Andrew Flintoff (left) and Andrew Strauss have much to ponder for Friday
An excellent, unbeaten second-wicket partnership of 189 between Ricky Ponting and Simon Katich returned the initiative to Australia at the end of a second absorbing day.
This after England thrilled the crowd by showing a refreshingly positive approach to their batting on the second morning. They might have been expected cautiously to eke out every run in their pursuit of the 400 they needed, but they took the attack to the Australians from the very start.
Stuart Broad set the tone with elegant boundaries off Peter Siddle, but he became the second Englishman to be deceived by Mitchell Johnson's slower ball.
Broad could consider himself slightly unlucky in that the ball deflected off his thigh pad, but rather than the tail being mopped up, Graeme Swann reminded us of why he is used as a pinch-hitter at Nottinghamshire.
He even played a switch hit as he and James Anderson plundered the Australian bowlers, who conceded 78 runs from the first 11 overs of the day - Hauritz's two overs cost 26, including four byes. With the crowd baying, the onslaught continued as the last three wickets added 99 in 16.5 overs.
Credit, therefore, to Simon Katich and Philip Hughes as they safely negotiated the eight overs before lunch, with Hughes giving us more than just a glimpse of his highly unusual technique, with some crashing blows through the off side.
Were he a tail-ender, you would assume that his movement to leg betrayed a fear of fast bowling and, as Steve Harmison discovered at Worcester, he does not look comfortable against the short ball.
But it was only after the break that England got after him. Inevitably it was Andrew Flintoff who roughed him up from round the wicket in a thrilling contest. Finally the inside edge was found as Hughes wafted once too often and Matt Prior took a really good diving catch. Flintoff 1, Hughes 0.

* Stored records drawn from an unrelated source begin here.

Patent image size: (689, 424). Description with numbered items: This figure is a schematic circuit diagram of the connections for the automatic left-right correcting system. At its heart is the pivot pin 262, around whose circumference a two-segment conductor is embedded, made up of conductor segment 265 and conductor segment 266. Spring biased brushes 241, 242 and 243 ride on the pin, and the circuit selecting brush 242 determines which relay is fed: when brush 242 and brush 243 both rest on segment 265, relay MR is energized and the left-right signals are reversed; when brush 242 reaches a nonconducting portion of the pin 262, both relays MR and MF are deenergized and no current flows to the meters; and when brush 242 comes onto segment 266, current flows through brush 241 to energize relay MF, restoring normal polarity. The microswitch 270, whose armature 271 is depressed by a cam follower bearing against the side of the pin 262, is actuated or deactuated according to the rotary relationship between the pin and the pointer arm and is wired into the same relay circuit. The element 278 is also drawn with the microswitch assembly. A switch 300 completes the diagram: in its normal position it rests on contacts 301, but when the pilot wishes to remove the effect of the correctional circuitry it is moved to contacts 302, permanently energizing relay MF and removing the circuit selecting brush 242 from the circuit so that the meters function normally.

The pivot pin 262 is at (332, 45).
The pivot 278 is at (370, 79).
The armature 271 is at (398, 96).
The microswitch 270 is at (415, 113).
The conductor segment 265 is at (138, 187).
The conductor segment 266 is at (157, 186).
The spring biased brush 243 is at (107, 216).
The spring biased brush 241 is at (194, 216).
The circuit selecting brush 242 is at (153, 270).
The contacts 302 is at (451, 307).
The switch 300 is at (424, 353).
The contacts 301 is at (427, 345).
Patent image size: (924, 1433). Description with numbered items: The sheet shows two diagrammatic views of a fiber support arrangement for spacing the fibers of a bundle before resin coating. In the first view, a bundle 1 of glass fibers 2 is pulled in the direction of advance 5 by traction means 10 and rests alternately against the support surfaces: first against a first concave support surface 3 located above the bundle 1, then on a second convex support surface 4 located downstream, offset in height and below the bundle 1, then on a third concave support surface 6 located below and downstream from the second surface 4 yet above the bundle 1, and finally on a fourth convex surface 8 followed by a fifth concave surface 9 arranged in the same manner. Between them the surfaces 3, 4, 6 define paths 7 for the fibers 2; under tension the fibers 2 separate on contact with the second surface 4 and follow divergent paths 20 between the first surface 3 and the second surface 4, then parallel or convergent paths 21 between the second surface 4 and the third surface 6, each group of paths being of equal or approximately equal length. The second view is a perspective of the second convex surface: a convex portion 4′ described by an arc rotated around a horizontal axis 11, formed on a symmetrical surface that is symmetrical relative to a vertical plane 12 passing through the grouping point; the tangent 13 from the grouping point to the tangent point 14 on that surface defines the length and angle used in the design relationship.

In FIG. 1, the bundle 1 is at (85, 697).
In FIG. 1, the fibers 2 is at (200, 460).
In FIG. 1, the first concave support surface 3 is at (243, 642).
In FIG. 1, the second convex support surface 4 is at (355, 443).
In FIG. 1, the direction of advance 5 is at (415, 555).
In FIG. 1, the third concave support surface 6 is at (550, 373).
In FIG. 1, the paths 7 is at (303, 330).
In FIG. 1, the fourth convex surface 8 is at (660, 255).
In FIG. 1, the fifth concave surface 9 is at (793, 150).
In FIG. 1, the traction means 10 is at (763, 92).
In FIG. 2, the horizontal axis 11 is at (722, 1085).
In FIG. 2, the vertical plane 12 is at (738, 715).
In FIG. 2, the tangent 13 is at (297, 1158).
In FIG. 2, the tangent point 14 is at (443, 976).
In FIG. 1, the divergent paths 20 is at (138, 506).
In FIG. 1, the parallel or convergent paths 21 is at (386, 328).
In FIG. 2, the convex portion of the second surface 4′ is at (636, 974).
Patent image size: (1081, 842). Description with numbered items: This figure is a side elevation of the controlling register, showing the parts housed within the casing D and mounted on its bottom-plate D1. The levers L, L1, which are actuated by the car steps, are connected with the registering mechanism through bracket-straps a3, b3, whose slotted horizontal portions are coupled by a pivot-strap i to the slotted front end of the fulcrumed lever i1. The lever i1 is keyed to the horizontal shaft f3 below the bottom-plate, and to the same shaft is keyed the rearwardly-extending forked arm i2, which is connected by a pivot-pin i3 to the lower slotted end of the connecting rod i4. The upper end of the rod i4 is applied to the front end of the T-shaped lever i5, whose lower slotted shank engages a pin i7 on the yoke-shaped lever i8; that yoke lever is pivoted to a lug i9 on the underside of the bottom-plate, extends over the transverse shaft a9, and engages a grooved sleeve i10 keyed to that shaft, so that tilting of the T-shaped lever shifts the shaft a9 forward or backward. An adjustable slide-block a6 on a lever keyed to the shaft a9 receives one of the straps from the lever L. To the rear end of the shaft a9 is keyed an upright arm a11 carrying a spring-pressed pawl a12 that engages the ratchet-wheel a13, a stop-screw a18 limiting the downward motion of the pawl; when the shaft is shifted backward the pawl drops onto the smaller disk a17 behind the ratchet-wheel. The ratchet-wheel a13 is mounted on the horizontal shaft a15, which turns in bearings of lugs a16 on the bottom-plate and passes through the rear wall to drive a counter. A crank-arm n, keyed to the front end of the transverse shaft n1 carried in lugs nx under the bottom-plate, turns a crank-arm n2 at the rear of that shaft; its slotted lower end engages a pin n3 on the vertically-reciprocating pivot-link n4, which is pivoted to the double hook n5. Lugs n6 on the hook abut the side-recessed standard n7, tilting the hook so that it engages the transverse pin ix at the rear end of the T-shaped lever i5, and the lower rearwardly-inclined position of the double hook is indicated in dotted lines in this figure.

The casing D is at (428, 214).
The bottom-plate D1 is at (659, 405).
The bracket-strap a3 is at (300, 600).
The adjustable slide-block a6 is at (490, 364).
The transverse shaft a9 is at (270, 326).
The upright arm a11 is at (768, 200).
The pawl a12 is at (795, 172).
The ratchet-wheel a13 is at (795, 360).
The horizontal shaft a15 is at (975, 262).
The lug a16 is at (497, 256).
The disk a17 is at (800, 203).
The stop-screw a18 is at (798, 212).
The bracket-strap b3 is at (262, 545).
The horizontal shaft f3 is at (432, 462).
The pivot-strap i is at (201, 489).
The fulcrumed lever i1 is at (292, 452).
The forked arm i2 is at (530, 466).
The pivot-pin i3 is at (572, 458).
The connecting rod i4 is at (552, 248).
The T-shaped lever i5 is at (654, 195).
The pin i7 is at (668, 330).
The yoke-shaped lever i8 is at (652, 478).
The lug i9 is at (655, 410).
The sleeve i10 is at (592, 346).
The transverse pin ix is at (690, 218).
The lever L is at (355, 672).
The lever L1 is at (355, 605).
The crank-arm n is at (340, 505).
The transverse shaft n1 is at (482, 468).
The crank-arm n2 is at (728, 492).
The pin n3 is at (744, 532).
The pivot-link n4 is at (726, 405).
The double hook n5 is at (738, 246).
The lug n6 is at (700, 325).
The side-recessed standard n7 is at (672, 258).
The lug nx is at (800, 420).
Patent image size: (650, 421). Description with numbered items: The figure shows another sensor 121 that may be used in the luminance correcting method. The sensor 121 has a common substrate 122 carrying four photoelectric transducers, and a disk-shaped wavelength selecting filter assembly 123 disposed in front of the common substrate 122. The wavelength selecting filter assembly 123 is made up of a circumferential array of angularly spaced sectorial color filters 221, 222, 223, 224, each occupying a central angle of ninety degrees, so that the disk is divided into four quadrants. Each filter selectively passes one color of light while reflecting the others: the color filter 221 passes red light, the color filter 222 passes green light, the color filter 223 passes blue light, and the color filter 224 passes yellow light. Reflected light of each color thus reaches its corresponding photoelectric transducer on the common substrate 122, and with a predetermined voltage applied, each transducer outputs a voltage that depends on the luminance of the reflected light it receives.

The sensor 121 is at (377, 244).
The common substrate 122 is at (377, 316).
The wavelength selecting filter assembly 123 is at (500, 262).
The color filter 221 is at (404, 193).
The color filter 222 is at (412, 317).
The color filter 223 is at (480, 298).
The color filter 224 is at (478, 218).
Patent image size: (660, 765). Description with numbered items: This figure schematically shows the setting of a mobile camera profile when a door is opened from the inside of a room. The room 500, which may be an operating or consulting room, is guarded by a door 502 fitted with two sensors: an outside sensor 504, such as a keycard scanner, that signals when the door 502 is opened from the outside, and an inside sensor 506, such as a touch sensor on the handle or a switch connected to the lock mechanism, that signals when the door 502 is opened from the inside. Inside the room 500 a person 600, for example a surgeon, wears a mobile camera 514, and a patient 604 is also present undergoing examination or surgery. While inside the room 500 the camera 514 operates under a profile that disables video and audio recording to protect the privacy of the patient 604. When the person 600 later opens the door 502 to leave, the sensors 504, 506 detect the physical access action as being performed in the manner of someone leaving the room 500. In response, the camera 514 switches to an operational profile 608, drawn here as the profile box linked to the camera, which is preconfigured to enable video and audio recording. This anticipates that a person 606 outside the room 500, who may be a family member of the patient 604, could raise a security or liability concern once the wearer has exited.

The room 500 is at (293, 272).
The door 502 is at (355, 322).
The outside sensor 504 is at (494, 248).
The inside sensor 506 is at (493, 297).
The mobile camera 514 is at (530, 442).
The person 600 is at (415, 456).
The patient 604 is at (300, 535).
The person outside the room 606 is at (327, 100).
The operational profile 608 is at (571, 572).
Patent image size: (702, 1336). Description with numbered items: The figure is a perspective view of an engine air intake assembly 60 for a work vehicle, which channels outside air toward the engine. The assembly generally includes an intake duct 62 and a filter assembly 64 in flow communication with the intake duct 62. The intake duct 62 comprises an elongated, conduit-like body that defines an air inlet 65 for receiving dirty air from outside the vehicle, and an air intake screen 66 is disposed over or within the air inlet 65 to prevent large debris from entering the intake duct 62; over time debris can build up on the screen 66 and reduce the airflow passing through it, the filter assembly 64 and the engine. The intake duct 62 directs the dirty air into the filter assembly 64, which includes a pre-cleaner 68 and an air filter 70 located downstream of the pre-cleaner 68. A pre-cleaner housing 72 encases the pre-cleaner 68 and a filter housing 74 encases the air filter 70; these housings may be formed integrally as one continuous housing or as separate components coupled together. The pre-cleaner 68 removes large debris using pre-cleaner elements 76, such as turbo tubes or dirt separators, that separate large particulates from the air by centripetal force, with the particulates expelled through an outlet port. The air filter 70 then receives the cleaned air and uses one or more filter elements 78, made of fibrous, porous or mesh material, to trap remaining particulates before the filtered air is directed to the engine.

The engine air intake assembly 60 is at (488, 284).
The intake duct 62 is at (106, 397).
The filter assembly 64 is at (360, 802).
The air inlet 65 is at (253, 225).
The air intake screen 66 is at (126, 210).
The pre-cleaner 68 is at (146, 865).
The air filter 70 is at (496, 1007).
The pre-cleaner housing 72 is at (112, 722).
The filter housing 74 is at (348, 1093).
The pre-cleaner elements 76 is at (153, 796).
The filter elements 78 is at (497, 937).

But England's optimism was carefully and methodically brushed aside by Katich and Ponting. England's spinners did not find the turn and bounce that even Hauritz discovered, albeit erratically, while Broad and Anderson looked ineffective on the slow pitch.
Ponting passed 11,000 runs in Tests, while Katich continued his tremendous form since converting to an opening bat. Both reached their centuries shortly before the close, and clearly England need to separate them as early as possible on the third morning.